KEEPING MUSCLE WHILE CUTTING
Most people make this harder than it really is. By decreasing your carbohydrate intake it forces your body to focus on fat stores as the predominate source of energy which helps you loose body fat. However carbs are essential for normal bodily functions as well as fueling those intense workouts. The trick is regulating the amount and type consumed. Healthy sources include sweet potatoes, brown rice, quinoa, green vegetables, oatmeal, spinach and apples.
When you weight train your body uses carbohydrates as energy not fat, and if your body doesn’t have enough carbohydrates to use it will use your hard earned muscle for energy. Muscle tissue is made up mostly of protein, which in turn is made up of amino acids. Normally, your body does not use protein to produce energy. But if you run out of glycogen stores and no glucose is available, your body will then break down its own muscle tissue to release amino acids. These amino acids are sent to your liver, where they are converted to glucose in a process called gluconeogenesis. When your body starts to use muscle tissue for energy, you lose muscle mass.

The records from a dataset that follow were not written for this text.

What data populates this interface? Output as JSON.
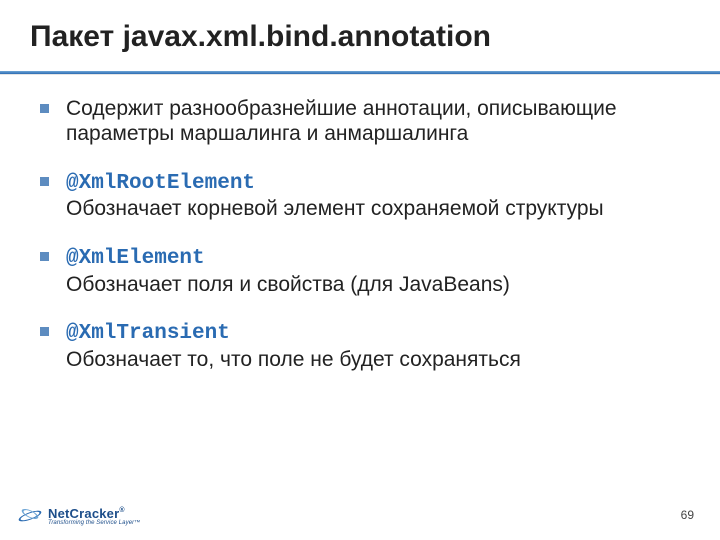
{
  "title": "Пакет javax.xml.bind.annotation",
  "bullets": [
    {
      "code": "",
      "text": "Содержит разнообразнейшие аннотации, описывающие параметры маршалинга и анмаршалинга"
    },
    {
      "code": "@XmlRootElement",
      "text": "Обозначает корневой элемент сохраняемой структуры"
    },
    {
      "code": "@XmlElement",
      "text": "Обозначает поля и свойства (для JavaBeans)"
    },
    {
      "code": "@XmlTransient",
      "text": "Обозначает то, что поле не будет сохраняться"
    }
  ],
  "footer": {
    "brand": "NetCracker",
    "reg": "®",
    "tagline": "Transforming the Service Layer™",
    "page": "69"
  }
}
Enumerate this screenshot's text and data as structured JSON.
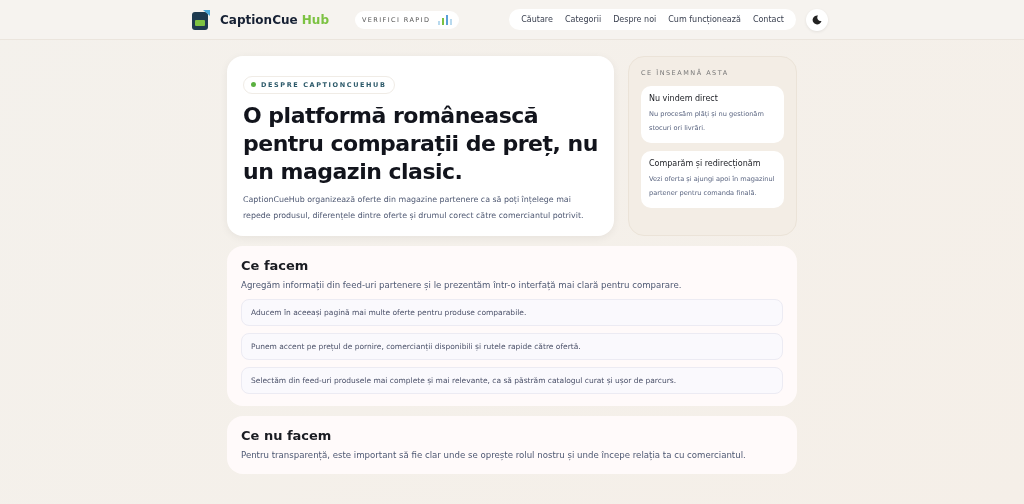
{
  "header": {
    "brand": {
      "name": "CaptionCue",
      "accent": "Hub"
    },
    "badge": "VERIFICI RAPID",
    "nav": [
      {
        "label": "Căutare"
      },
      {
        "label": "Categorii"
      },
      {
        "label": "Despre noi"
      },
      {
        "label": "Cum funcționează"
      },
      {
        "label": "Contact"
      }
    ]
  },
  "hero": {
    "eyebrow": "DESPRE CAPTIONCUEHUB",
    "title": "O platformă românească pentru comparații de preț, nu un magazin clasic.",
    "text": "CaptionCueHub organizează oferte din magazine partenere ca să poți înțelege mai repede produsul, diferențele dintre oferte și drumul corect către comerciantul potrivit."
  },
  "aside": {
    "label": "CE ÎNSEAMNĂ ASTA",
    "cards": [
      {
        "title": "Nu vindem direct",
        "text": "Nu procesăm plăți și nu gestionăm stocuri ori livrări."
      },
      {
        "title": "Comparăm și redirecționăm",
        "text": "Vezi oferta și ajungi apoi în magazinul partener pentru comanda finală."
      }
    ]
  },
  "sections": [
    {
      "title": "Ce facem",
      "text": "Agregăm informații din feed-uri partenere și le prezentăm într-o interfață mai clară pentru comparare.",
      "items": [
        "Aducem în aceeași pagină mai multe oferte pentru produse comparabile.",
        "Punem accent pe prețul de pornire, comercianții disponibili și rutele rapide către ofertă.",
        "Selectăm din feed-uri produsele mai complete și mai relevante, ca să păstrăm catalogul curat și ușor de parcurs."
      ]
    },
    {
      "title": "Ce nu facem",
      "text": "Pentru transparență, este important să fie clar unde se oprește rolul nostru și unde începe relația ta cu comerciantul."
    }
  ]
}
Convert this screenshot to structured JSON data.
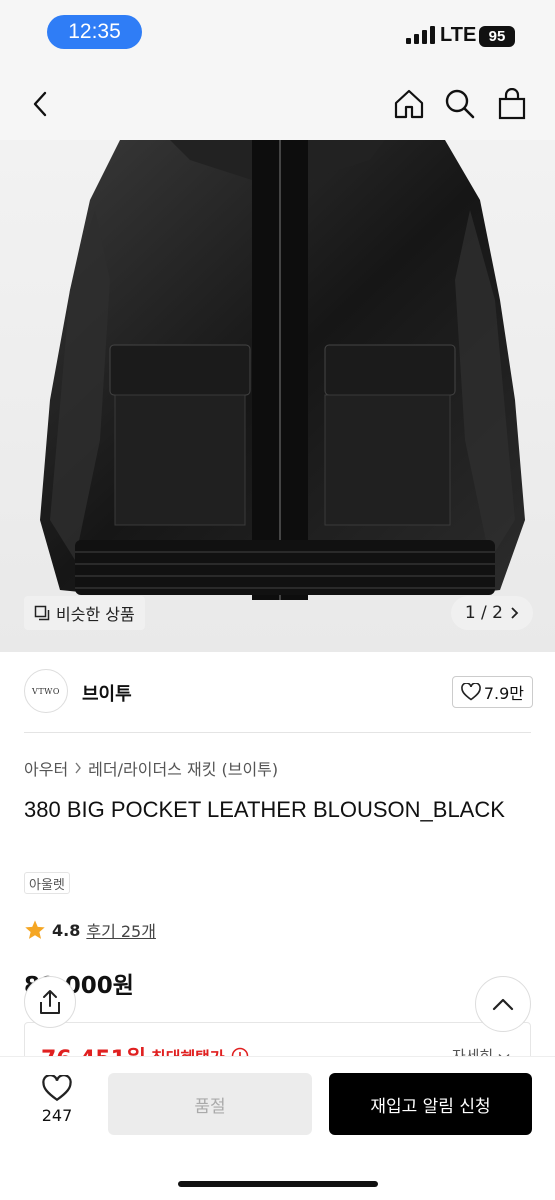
{
  "status": {
    "time": "12:35",
    "network": "LTE",
    "battery": "95"
  },
  "nav": {
    "icons": [
      "back-icon",
      "home-icon",
      "search-icon",
      "shopping-bag-icon"
    ]
  },
  "hero": {
    "similar_label": "비슷한 상품",
    "pager": "1 / 2",
    "image_subject": "black leather blouson jacket"
  },
  "brand": {
    "logo_text": "VTWO",
    "name": "브이투",
    "likes": "7.9만"
  },
  "breadcrumb": {
    "level1": "아우터",
    "level2": "레더/라이더스 재킷 (브이투)"
  },
  "product": {
    "title": "380 BIG POCKET LEATHER BLOUSON_BLACK",
    "tag": "아울렛",
    "rating": "4.8",
    "reviews": "후기 25개",
    "price": "89,000원"
  },
  "benefit": {
    "price": "76,451원",
    "label": "최대혜택가",
    "detail": "자세히"
  },
  "bottom": {
    "wish_count": "247",
    "soldout_label": "품절",
    "restock_label": "재입고 알림 신청"
  },
  "colors": {
    "accent_blue": "#2f7df6",
    "sale_red": "#e02020",
    "cta_black": "#000000",
    "star": "#f5a623"
  }
}
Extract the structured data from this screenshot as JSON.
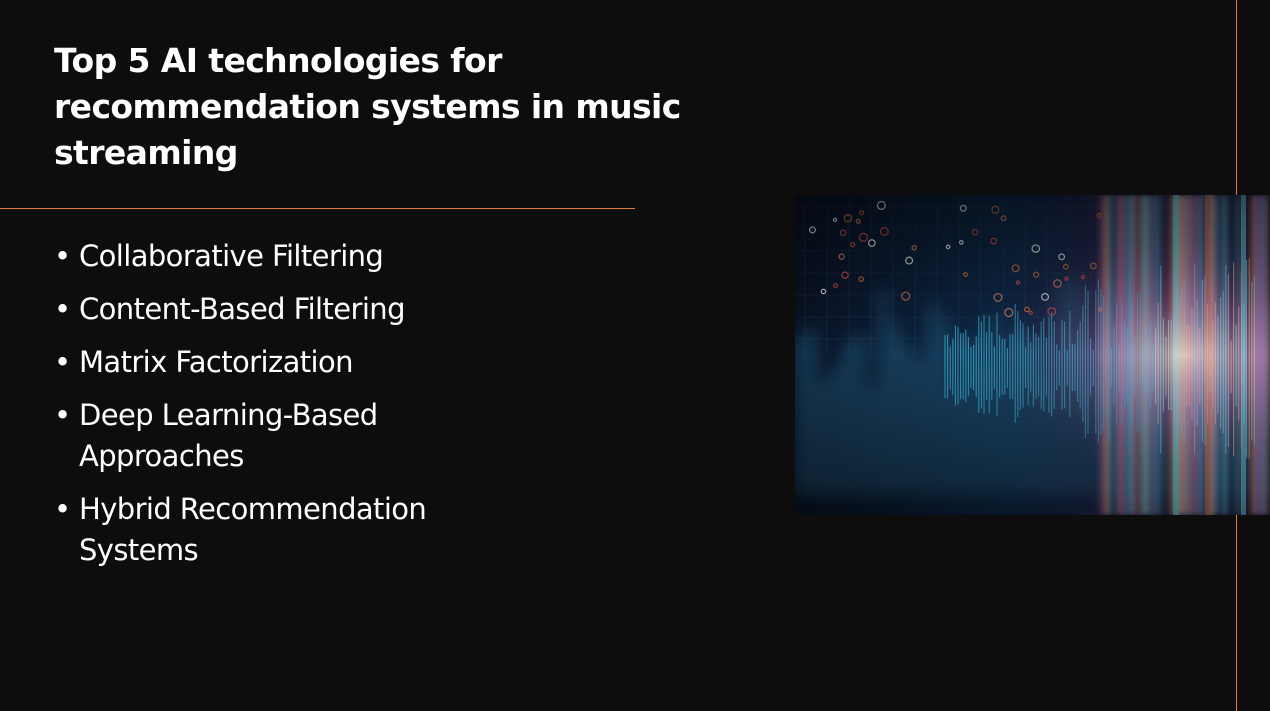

So how do you combat this? Firstly you should never “cut out” any substrate (protein, fats & carbs) completely, you only need to manipulate the ratios to achieve your desired goals.
Here are some basic rules for doing a comp diet:
1). Decrease your carbs slowly
2). Keep carbs around your training for as long as possible, it will help stop muscle wasting as you cut down.
3). Increase your protein each time you decrease your carbs, so if your body does happen to use protein for energy it can use the protein you have eaten rather than muscle
4). Always use amino’s around training for fast uptake, again they are a simple form of protein, perfect for pre,intra and post training.
5). It cannot be stressed enough that fat is essential in your quest to keep muscle while trying to lean up. Dietary fat will actually burn bodily adipose tissue and keep your metabolism in check by regulating key hormone levels. Keep fat intake at about 30 % of your total calorie intake. Good sources include avocado, nuts such as almonds, olive oil-based salad dressings, egg yolks, natural peanut butter and fatty fish like salmon.